There is poltical desire to extend this censorship further still. Ed Vaizey, MP, Minister for Culture, Communications and Creative Industries has cited American plans to filter the Internet to defend copyright as being a "game-changer" that would open the door to "voluntary" filtering of Web content by ISPs and service providers. This is the same man who believes that ISPs should filter pornography, too.
However, Vaizey is unlikely to get his authoritarian way. In November 2011, the European Court of Justicedecided that ISPs and Web service providers could not, in general, be compelled to implement filtering on the basis of copyright infringement.
Australian politicians for a number of years flirted with the idea of a mandatory Web filter. As in the UK, this filter was aimed more at "undesirable" material such as child pornography, or even regular pornography if children weren't adequately restrained from watching it. Plans for a filter have diminished since 2010 as a result of changes in government, but the country still receives modified search results from Google. Links to Encyclopaedia Dramatica were purged from Google Australia in response to a lawsuit that claimed Encyclopaedia Dramatica was racist.
SOPA is poorly constructed legislation. It may have the kernel of a good idea: there are those who profit from media piracy and counterfeit drugs, and demonetizing that behavior is not, in and of itself, an inappropriate response. But the way in which it is written is bad. The cack-handed attempt to divide the world between "domestic" and "foreign," using technical criteria that don't, in fact, respect national borders is silly. The censorship mandate is offensive. The lack of safe harbor provision means that it will have considerable collateral damage.

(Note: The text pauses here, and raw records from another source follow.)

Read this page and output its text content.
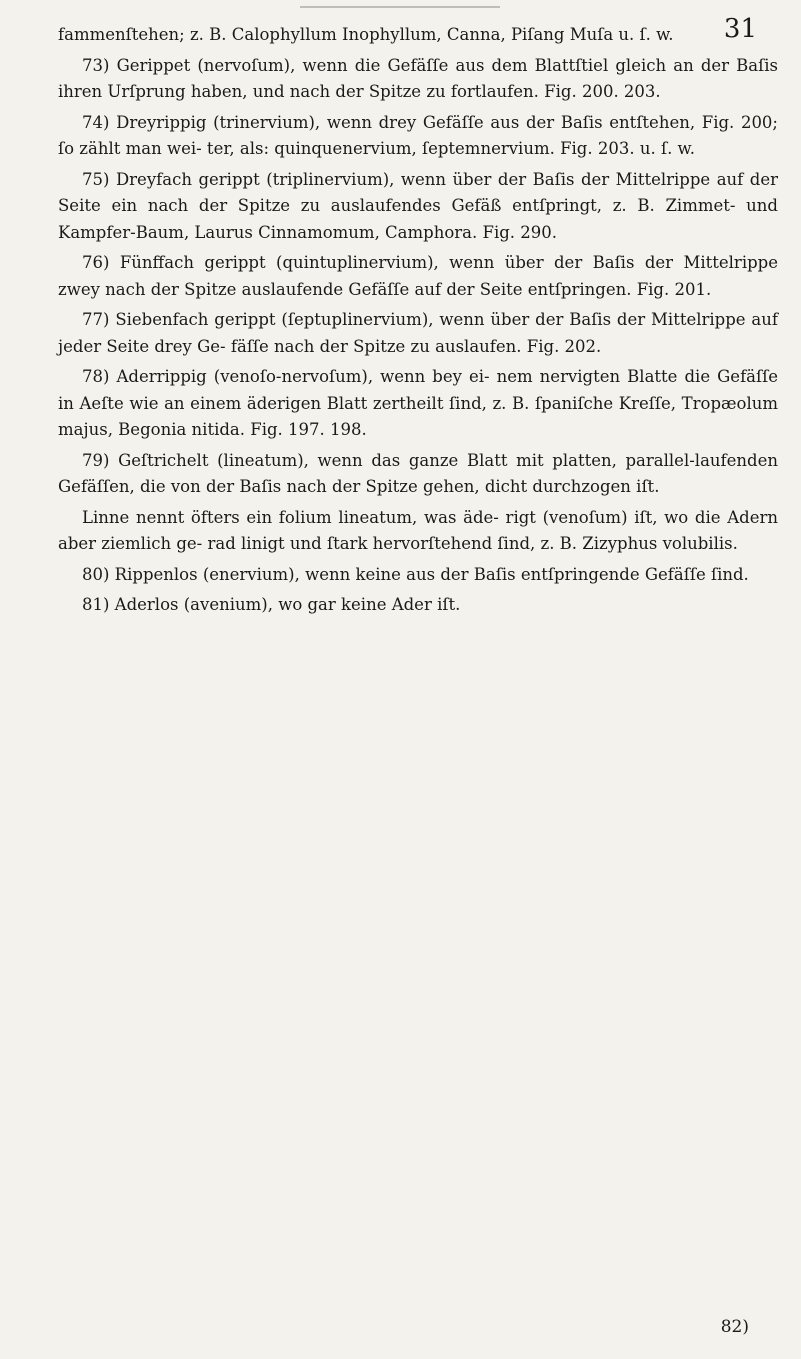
31

fammenſtehen; z. B. Calophyllum Inophyllum, Canna, Piſang Muſa u. ſ. w.

73) Gerippet (nervoſum), wenn die Gefäſſe aus dem Blattſtiel gleich an der Baſis ihren Urſprung haben, und nach der Spitze zu fortlaufen. Fig. 200. 203.

74) Dreyrippig (trinervium), wenn drey Gefäſſe aus der Baſis entſtehen, Fig. 200; ſo zählt man wei- ter, als: quinquenervium, ſeptemnervium. Fig. 203. u. ſ. w.

75) Dreyfach gerippt (triplinervium), wenn über der Baſis der Mittelrippe auf der Seite ein nach der Spitze zu auslaufendes Gefäß entſpringt, z. B. Zimmet- und Kampfer-Baum, Laurus Cinnamomum, Camphora. Fig. 290.

76) Fünffach gerippt (quintuplinervium), wenn über der Baſis der Mittelrippe zwey nach der Spitze auslaufende Gefäſſe auf der Seite entſpringen. Fig. 201.

77) Siebenfach gerippt (ſeptuplinervium), wenn über der Baſis der Mittelrippe auf jeder Seite drey Ge- fäſſe nach der Spitze zu auslaufen. Fig. 202.

78) Aderrippig (venoſo-nervoſum), wenn bey ei- nem nervigten Blatte die Gefäſſe in Aeſte wie an einem äderigen Blatt zertheilt ſind, z. B. ſpaniſche Kreſſe, Tropæolum majus, Begonia nitida. Fig. 197. 198.

79) Geſtrichelt (lineatum), wenn das ganze Blatt mit platten, parallel-laufenden Gefäſſen, die von der Baſis nach der Spitze gehen, dicht durchzogen iſt.

Linne nennt öfters ein folium lineatum, was äde- rigt (venoſum) iſt, wo die Adern aber ziemlich ge- rad linigt und ſtark hervorſtehend ſind, z. B. Zizyphus volubilis.

80) Rippenlos (enervium), wenn keine aus der Baſis entſpringende Gefäſſe ſind.

81) Aderlos (avenium), wo gar keine Ader iſt.

82)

But it ultimately does little to change the relationship between American service providers and their foreign customers. Though organizations engaged in commercialized piracy can already be cut off without recourse, policy enforcement will cease to be discretionary, and the number of victims of these policies may well increase. And modification of search results is not the only, or even the worst, form of censorship to afflict the free world. It's not even the only form of search result censorship imposed by the US. There are important battles to be fought by non-Americans to protect the Internet. But SOPA isn't really one of them.